Wütende Proteste in Colemêrg
Nach der Verurteilung des kurdischen Bürgermeisters Mehmet Sıddık Akış zu fast zwanzig Jahren Gefängnis sind in Colemêrg wütende Proteste ausgebrochen. Die Polizei ist mit einem Großaufgebot im Einsatz.
Nach der Verurteilung des kurdischen Bürgermeisters Mehmet Sıddık Akış zu fast zwanzig Jahren Gefängnis sind in Colemêrg wütende Proteste ausgebrochen. Die Polizei ist mit einem Großaufgebot im Einsatz.
Auf den Straßen von Colemêrg (tr. Hakkari) wird gegen die Verurteilung und Verhaftung des Ko-Bürgermeisters Mehmet Sıddık Akış protestiert. Der vor zwei Tagen festgenommene DEM-Politiker wurde heute in einem 2014 eröffneten Terrorprozess zu fast zwanzig Jahren Freiheitsstrafe verurteilt.
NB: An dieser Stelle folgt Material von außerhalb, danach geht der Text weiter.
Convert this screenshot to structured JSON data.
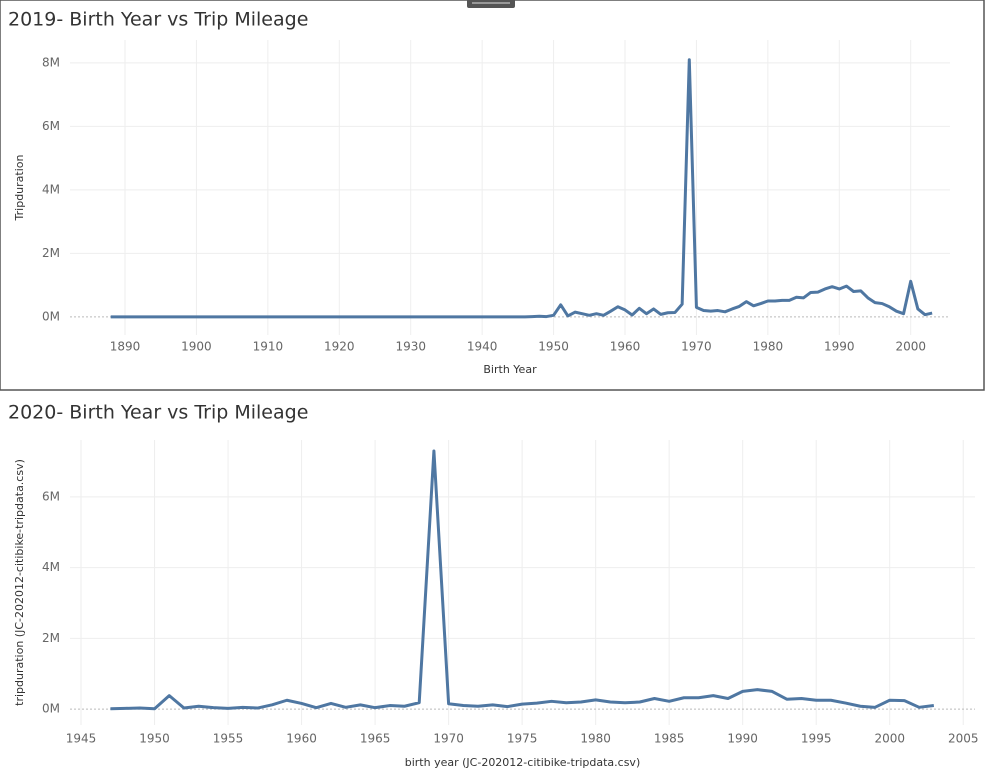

Vor der Verhandlung wurde das Justizgebäude in Colemêrg von einem massiven Polizeiaufgebot abgeriegelt. Journalist:innen und selbst Parlamentsabgeordneten wurde der Zugang verweigert. Lediglich wenige Rechtsanwältinnen und Rechtsanwälte konnten das Gebäude betreten und teilten mit, dass die Zuschauerplätze im Verhandlungssaal von Bereitschaftspolizisten eingenommen wurden. Die DEM-Abgeordnete Newroz Uysal protestierte gegen den Ausschluss der Öffentlichkeit und stritt sich mit den Einsatzkräften. Vor dem Gericht solidarisierten sich Menschen aus der Bevölkerung mit dem vor gut einem Monat gewählten Bürgermeister und riefen „Sıddık Akış repräsentiert unseren Willen“.
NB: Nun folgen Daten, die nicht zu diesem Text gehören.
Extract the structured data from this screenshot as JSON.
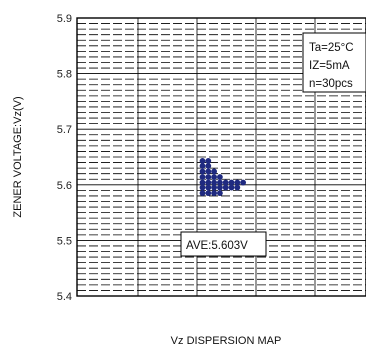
{
  "chart_data": {
    "type": "scatter",
    "title": "",
    "xlabel": "Vz DISPERSION MAP",
    "ylabel": "ZENER VOLTAGE:Vz(V)",
    "ylim": [
      5.4,
      5.9
    ],
    "yticks": [
      "5.4",
      "5.5",
      "5.6",
      "5.7",
      "5.8",
      "5.9"
    ],
    "grid": true,
    "legend": [
      "Ta=25°C",
      "IZ=5mA",
      "n=30pcs"
    ],
    "annotation": "AVE:5.603V",
    "dot_color": "#1f2a80",
    "columns": [
      {
        "column": 1,
        "y": [
          5.643,
          5.634,
          5.624,
          5.614,
          5.604,
          5.595,
          5.585
        ]
      },
      {
        "column": 2,
        "y": [
          5.643,
          5.634,
          5.624,
          5.614,
          5.604,
          5.595,
          5.585
        ]
      },
      {
        "column": 3,
        "y": [
          5.624,
          5.614,
          5.604,
          5.595,
          5.585
        ]
      },
      {
        "column": 4,
        "y": [
          5.614,
          5.604,
          5.595,
          5.585
        ]
      },
      {
        "column": 5,
        "y": [
          5.604,
          5.595
        ]
      },
      {
        "column": 6,
        "y": [
          5.604,
          5.595
        ]
      },
      {
        "column": 7,
        "y": [
          5.604,
          5.595
        ]
      },
      {
        "column": 8,
        "y": [
          5.604
        ]
      }
    ]
  }
}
Nach der Urteilsverkündung brachen wütende Proteste aus. Abgeordnete der Parteien DEM und DBP wurden von der Polizei umstellt und tätlich angegangen, immer wieder fiel die Parole „Die Repression kann uns nicht einschüchtern“. Nach einem Protestzug durch die Stadt erklärte die DEM-Vorsitzende Tülay Hatimoğulları vor dem Sitz des Gouverneurs, der vor zwei Tagen vom türkischen Innenministerium zum Zwangsverwalter von Colemêrg ernannt wurde, dass die Verurteilung des Bürgermeisters keine Rechtsgrundlage hat. Mehmet Sıddık Akış war als Kandidat der DEM-Partei im März mit 49 Prozent der Stimmen zum Ko-Bürgermeister gewählt worden. Nur zwei Monate später, am 3. Juni, wurde der 54-Jährige festgenommen und abgesetzt. Seine Verurteilung geht auf eine vor zehn Jahren aus politischen Gründen angestrengte Klage zurück. Der damals zuständige Staatsanwalt wird von den türkischen Behörden inzwischen selbst als Gülen-Anhänger wegen terroristischer Umtriebe gesucht. Die Kandidatur von Akış wurde vor den Kommunalwahlen von den türkischen Behörden überprüft und bewilligt.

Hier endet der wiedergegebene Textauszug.